Astellas Pharma Inc. acquired Xyphos Biosciences, Inc. to strengthen its immuno-oncology pipeline. With the acquisition Astellas gains Xyphos’ novel and proprietary ACCEL (Advanced Cellular Control through Engineered Ligands) technology platform, as well as industry-leading immune-oncology talent, to develop new and potentially better ways to mobilize, target and control immune cells to find, modulate and destroy targeted cells throughout the body.
TrialSite News summarizes this event below.
Why is Astella’s underlying strategy driving this acquisition?
Astellas is focusing on immune-oncology as a prime focus of its research and development strategy. As part of this effort moving forward, they seek to master the development of next-generation cancer immune-therapy using new modalities and technologies.
What is it about Xyphos that caught the interest of Astellas?
According to Astellas CEO Kenji Yasukawa, Xyphos has developed an innovative technology that “fits perfectly in advancing Astellas immune-oncology strategy” as the Japanese pharma invests to “deliver value to the patient.” Mr. Yasukawa noted by combining the Xyphos technology with Astellas capabilities in cell therapy, the goal would be to “create next-generation high-function cells” and ultimately maximize the value of the Astellas combined technology.
What has Xyphos Developed in terms of intellectual property?

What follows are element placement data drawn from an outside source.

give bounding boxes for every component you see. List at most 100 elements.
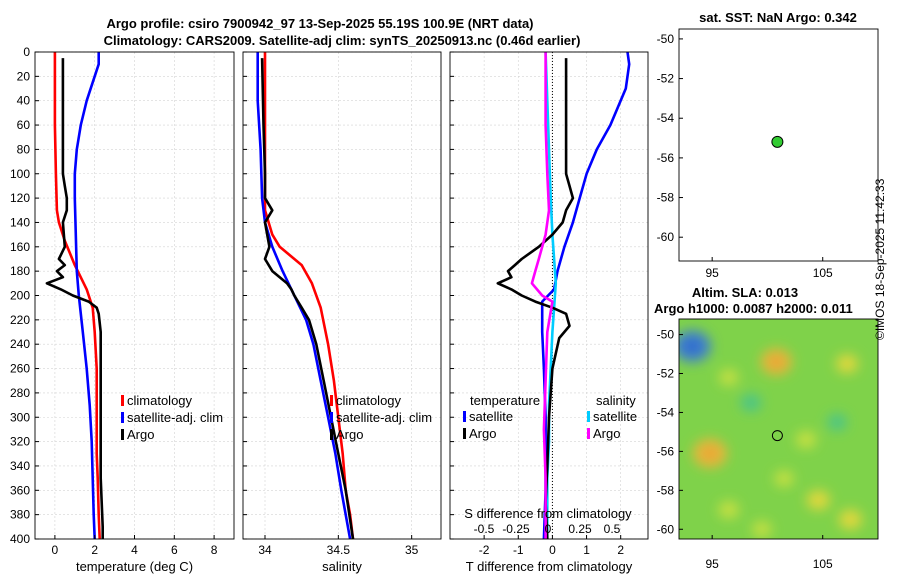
legend-t-argo-swatch — [463, 428, 466, 439]
y-tick-label: 100 — [10, 167, 30, 181]
legend-temperature-1-label: satellite-adj. clim — [127, 410, 223, 425]
sla-anomaly-blob — [718, 369, 739, 386]
sst-map-title: sat. SST: NaN Argo: 0.342 — [699, 10, 857, 25]
s-tick-label: -0.25 — [502, 522, 530, 536]
y-tick-label: 20 — [17, 69, 31, 83]
x-axis-label: salinity — [322, 559, 362, 574]
legend-salinity-2-label: Argo — [336, 427, 363, 442]
y-tick-label: 340 — [10, 459, 30, 473]
difference-profile-plot: -2 -1 0 1 2 T difference from climatology S di… — [449, 51, 649, 574]
y-tick-label: 400 — [10, 532, 30, 546]
s-tick-label: 0 — [545, 522, 552, 536]
y-tick-label: -60 — [657, 230, 675, 244]
s-tick-label: 0.25 — [568, 522, 592, 536]
y-tick-label: 300 — [10, 410, 30, 424]
x-tick-label: 34.5 — [327, 543, 351, 557]
y-tick-label: 60 — [17, 118, 31, 132]
y-tick-label: 360 — [10, 483, 30, 497]
y-tick-label: -50 — [657, 328, 675, 342]
y-tick-label: -56 — [657, 444, 675, 458]
y-tick-label: -56 — [657, 151, 675, 165]
y-tick-label: 220 — [10, 313, 30, 327]
sla-anomaly-blobs — [679, 330, 862, 538]
y-tick-label: 140 — [10, 215, 30, 229]
sla-anomaly-core — [687, 342, 698, 351]
figure-title-line2: Climatology: CARS2009. Satellite-adj cli… — [104, 33, 581, 48]
y-tick-label: 180 — [10, 264, 30, 278]
y-tick-label: 320 — [10, 435, 30, 449]
x-tick-label: 2 — [617, 543, 624, 557]
y-tick-label: -58 — [657, 483, 675, 497]
legend-salinity-2-swatch — [330, 429, 333, 440]
s-axis-label: S difference from climatology — [464, 506, 632, 521]
legend-salinity-1-swatch — [330, 412, 333, 423]
y-tick-label: 40 — [17, 94, 31, 108]
series-line-satellite-adj-clim — [73, 52, 100, 540]
sla-anomaly-core — [703, 448, 716, 459]
y-tick-label: 240 — [10, 337, 30, 351]
salinity-profile-plot: 34 34.5 35 salinity climatology satellite-adj… — [242, 51, 442, 574]
sla-anomaly-blob — [827, 413, 847, 431]
y-tick-label: 200 — [10, 289, 30, 303]
legend-title-temperature: temperature — [470, 393, 540, 408]
series-line-s-argo — [530, 52, 554, 539]
y-tick-label: -60 — [657, 522, 675, 536]
sla-anomaly-blob — [740, 393, 762, 412]
y-tick-label: 80 — [17, 142, 31, 156]
series-line-argo — [45, 58, 104, 539]
temperature-profile-plot: 0 2 4 6 8 temperature (deg C) 0 20 40 60 80 100 120 1… — [10, 45, 235, 574]
sst-map-plot: sat. SST: NaN Argo: 0.342 -50 -52 -54 -56 -58… — [657, 10, 879, 280]
y-tick-label: -52 — [657, 367, 675, 381]
series-line-climatology — [53, 52, 101, 540]
sla-map-title-line2: Argo h1000: 0.0087 h2000: 0.011 — [654, 301, 853, 316]
series-line-t-satellite — [540, 51, 631, 540]
series-line-t-argo — [496, 58, 575, 540]
sla-anomaly-blob — [838, 509, 862, 530]
x-tick-label: 4 — [131, 543, 138, 557]
argo-position-marker — [771, 135, 784, 148]
legend-title-salinity: salinity — [596, 393, 636, 408]
legend-t-satellite-swatch — [463, 411, 466, 422]
legend-salinity-0-swatch — [330, 395, 333, 406]
x-axis-label: temperature (deg C) — [76, 559, 193, 574]
y-tick-label: 280 — [10, 386, 30, 400]
sla-anomaly-blob — [806, 490, 830, 510]
legend-temperature-2-label: Argo — [127, 427, 154, 442]
sla-map-title-line1: Altim. SLA: 0.013 — [692, 285, 798, 300]
y-tick-label: -50 — [657, 32, 675, 46]
x-tick-label: 105 — [813, 557, 833, 571]
legend-temperature-0-swatch — [121, 395, 124, 406]
y-tick-label: 160 — [10, 240, 30, 254]
y-tick-label: -54 — [657, 405, 675, 419]
sla-map-frame — [678, 318, 879, 540]
legend-salinity-0-label: climatology — [336, 393, 402, 408]
x-axis-label: T difference from climatology — [466, 559, 633, 574]
y-tick-label: 0 — [23, 45, 30, 59]
y-tick-label: -54 — [657, 111, 675, 125]
x-tick-label: 6 — [171, 543, 178, 557]
legend-temperature-1-swatch — [121, 412, 124, 423]
y-tick-label: 380 — [10, 508, 30, 522]
legend-salinity-1-label: satellite-adj. clim — [336, 410, 432, 425]
y-tick-label: 260 — [10, 362, 30, 376]
legend-temperature-2-swatch — [121, 429, 124, 440]
x-tick-label: -2 — [479, 543, 490, 557]
y-tick-label: -52 — [657, 72, 675, 86]
legend-s-satellite-label: satellite — [593, 409, 637, 424]
sla-anomaly-blob — [774, 470, 794, 487]
legend-temperature-0-label: climatology — [127, 393, 193, 408]
legend-t-argo-label: Argo — [469, 426, 496, 441]
figure-title-line1: Argo profile: csiro 7900942_97 13-Sep-20… — [106, 16, 533, 31]
sla-anomaly-blob — [752, 520, 772, 538]
x-tick-label: 2 — [91, 543, 98, 557]
copyright-stamp: ©IMOS 18-Sep-2025 11:42:33 — [873, 178, 887, 340]
x-tick-label: 1 — [583, 543, 590, 557]
legend-s-satellite-swatch — [587, 411, 590, 422]
x-tick-label: 0 — [52, 543, 59, 557]
x-tick-label: 95 — [705, 266, 719, 280]
s-tick-label: -0.5 — [474, 522, 495, 536]
sla-anomaly-blob — [718, 500, 740, 519]
x-tick-label: 35 — [405, 543, 419, 557]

Xyphos has developed a flexible and versatile synthetic biology platform to direct cells of the immune system to target single or multiple tumor antigens while controlling the immune cell proliferation and endurance. Xyphos’s proprietary molecules can be delivered to natural immune cells or to engineered Chimeric Antigen Receptor (CAR) cells to generate immunotherapies for oncology. Xyphos’ patented CAR technology is based on an engineered modification to a natural human receptor named NKG2D. NKG2D exists on natural killer (NK) cells and some T-cells. The designed modification of NKG2D renders it inert, that is, unable to bind to any of its natural ligands that occur on stressed cells. Through further protein engineering, several natural ligands of NKG2D have been modified to bind exclusively to the otherwise inert NKG2D receptor. Various functional molecules (for example, antibodies that recognize specific tumor antigens) are attached to the modified ligand. The ligand-directed functional molecules then bind exclusively to immune cells expressing the inert CAR on their surface – the proprietary convertibleCAR®-cells. The CAR-cells can be directed by the ligand-bound antibody to seek, become activated, and attack a targeted cancer cell. Xyphos’ first convertibleCAR-T cell product candidate is in preclinical development and scheduled to be tested in a first-in-human clinical study in 2021.
How much is the deal worth?
$120 million will be paid upfront upon the closing of the acquisition. After that, Xyphos will be eligible to receive development milestone payments, making the total deal worth up to $665 million.
Founded in 2017, Xyphos is a developer of a cell platform created for the deployment of engineered cells of the immune system to destroy cancer cells. The company’s unique platform has created a uniquely modified human receptor that can be selectively controlled using bispecific antibody-like molecules for targeting tumor antigen, enabling patients to access their technology to have the possibility of a durable cure from cancer as it prevents tumor recurrence by enabling target switching or multiplexing.
Xyphos’ pipeline included a handful of assets based on their underlying intellectual property platform—all were in preclinical, hence why the majority of the payout is tied to development milestones.
Who founded Xyphos?
Parker Institute Partnership
CEO James Knighton noted, “Astellas commitment to immune-oncology makes them an ideal partner to advance our proprietary NKG2D-based NK-cell and T-cell platform to the next stage of clinical exploration. Further, we look forward to becoming part of Astellas to accelerate this immune-oncology research and development in the vibrant South San Francisco community.”